ヴィクトリア女王を演じたJ・デンチの圧倒的な演技に魅せられる。喪に服し周囲に心を閉ざす序盤から、ブラウンとの交流で次第に笑みを取り戻していく中盤。そして、切ない恋心を体現する後半。メリハリをつけながら見事な演技を見せている。
人間味に溢れた従僕ブラウンの造形も良い。彼は相手が誰であろうと、本音でズケズケ言うタイプの人間である。ヴィクトリアを“女王”としてではなく一人の“人間”として扱う。過ちがあれば指摘し、下々の暮らしを教えんと下民と同じテーブルにつかせる。

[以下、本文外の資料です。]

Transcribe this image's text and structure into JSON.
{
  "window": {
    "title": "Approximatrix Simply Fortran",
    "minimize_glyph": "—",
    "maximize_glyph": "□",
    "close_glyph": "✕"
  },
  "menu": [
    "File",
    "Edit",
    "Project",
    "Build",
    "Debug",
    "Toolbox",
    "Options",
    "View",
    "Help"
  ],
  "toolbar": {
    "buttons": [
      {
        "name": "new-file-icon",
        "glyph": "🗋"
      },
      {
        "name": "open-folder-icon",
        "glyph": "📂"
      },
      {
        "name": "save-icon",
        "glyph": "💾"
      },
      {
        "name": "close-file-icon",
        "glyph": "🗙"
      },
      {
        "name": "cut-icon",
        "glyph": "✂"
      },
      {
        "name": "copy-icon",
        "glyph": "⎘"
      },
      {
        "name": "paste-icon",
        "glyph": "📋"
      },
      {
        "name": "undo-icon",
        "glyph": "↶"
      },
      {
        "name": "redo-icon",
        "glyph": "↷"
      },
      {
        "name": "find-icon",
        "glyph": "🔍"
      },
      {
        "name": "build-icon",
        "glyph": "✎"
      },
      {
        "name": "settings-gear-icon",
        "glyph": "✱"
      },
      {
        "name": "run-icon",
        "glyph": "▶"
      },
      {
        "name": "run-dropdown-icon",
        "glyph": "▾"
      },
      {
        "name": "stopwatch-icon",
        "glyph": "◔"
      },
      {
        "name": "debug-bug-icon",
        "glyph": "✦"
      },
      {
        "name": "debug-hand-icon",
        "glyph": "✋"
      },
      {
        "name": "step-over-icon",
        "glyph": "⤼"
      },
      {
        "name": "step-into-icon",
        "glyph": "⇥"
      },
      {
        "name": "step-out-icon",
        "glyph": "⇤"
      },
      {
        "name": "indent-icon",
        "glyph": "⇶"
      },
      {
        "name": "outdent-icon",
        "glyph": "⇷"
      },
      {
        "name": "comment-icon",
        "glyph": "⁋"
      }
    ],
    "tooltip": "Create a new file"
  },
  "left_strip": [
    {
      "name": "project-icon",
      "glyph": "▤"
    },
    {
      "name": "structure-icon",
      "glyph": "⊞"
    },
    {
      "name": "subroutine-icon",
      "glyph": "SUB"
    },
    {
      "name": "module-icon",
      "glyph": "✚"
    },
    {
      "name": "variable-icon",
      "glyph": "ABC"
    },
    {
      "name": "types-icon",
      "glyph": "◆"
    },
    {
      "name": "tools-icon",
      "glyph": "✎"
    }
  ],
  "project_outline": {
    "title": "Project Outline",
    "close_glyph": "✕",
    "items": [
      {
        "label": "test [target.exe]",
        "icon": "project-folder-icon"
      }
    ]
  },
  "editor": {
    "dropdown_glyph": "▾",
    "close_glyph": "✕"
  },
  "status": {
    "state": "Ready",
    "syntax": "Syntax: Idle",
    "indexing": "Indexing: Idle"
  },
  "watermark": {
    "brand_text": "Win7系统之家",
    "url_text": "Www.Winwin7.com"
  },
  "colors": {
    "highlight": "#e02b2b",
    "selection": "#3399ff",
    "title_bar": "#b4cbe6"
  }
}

女王はブラウンのおかげで世界を見聞し、自ら律することを覚え、夫の死の悲しみから立ち上がっていく。そして、時に父のように、時に親友のように献身的に仕えてくれるブラウンに、密かな想いを寄せていくようになる。しかし、これは身分の差から決して実らぬ恋である。この恋愛衝動は見ていて実に切なくさせられた。女性ならこんな一途な恋をしてみたい‥、そんな願望を抱きながら女王と同じで目線で本作を見れるのではないだろうか。まるで少女マンガのようなストーリーだがこの明快さは本作の強みである。感情移入もしやすいと思う。
中盤から君主制対民主制の政変が起こってくる。これについてはあくまで物語の背景に抑えられていてドラマを難解にすることはない。むしろ、この政変は女王であるヴィクトリアの身に迫る暗殺の危機‥といったサスペンス的な面白さを生み、更には彼女を守るブラウンの勇敢さが、さしずめ「ボディガード」(1992)におけるK・コスナーのようなヒーロー性を演出する。この政変はドラマを上手く盛り上げているように思った。
文芸作品らしい美しい景観も堅実に作られている。ハリウッド大作のような豪華絢爛とまではいかないものの、作品世界に説得力を与えんとするなら、これ位は必要にして十分と言えるだろう。
ハリウッドということで言えば、監督のJ・マッデンは本作の成功でハリウッドへ渡り、次回作「恋に落ちたシェイクスピア」(1998米)を撮った。アカデミー賞も受賞し興行的にもヒットを飛ばした「恋に落ちた~」は、彼にとっての大きな成功だったろう。その後が今ひとつパッとしないのは残念であるが‥。
同じ文芸ドラマということで本作と比較してみると、美術、衣装といったプロダクションデザインについては、さすがにハリウッドとの力量の差で「恋に落ちたシェイクスピア」の方に軍配が上がってしまう。しかし、ドラマ自体はむしろ今作の方がストレートで力があるように思った。
尚、「オペラ座の怪人」(2004米)や「300<スリー・ハンドレッド>」(2007米)のG・バトラーが本作で映画初出演を果たしている。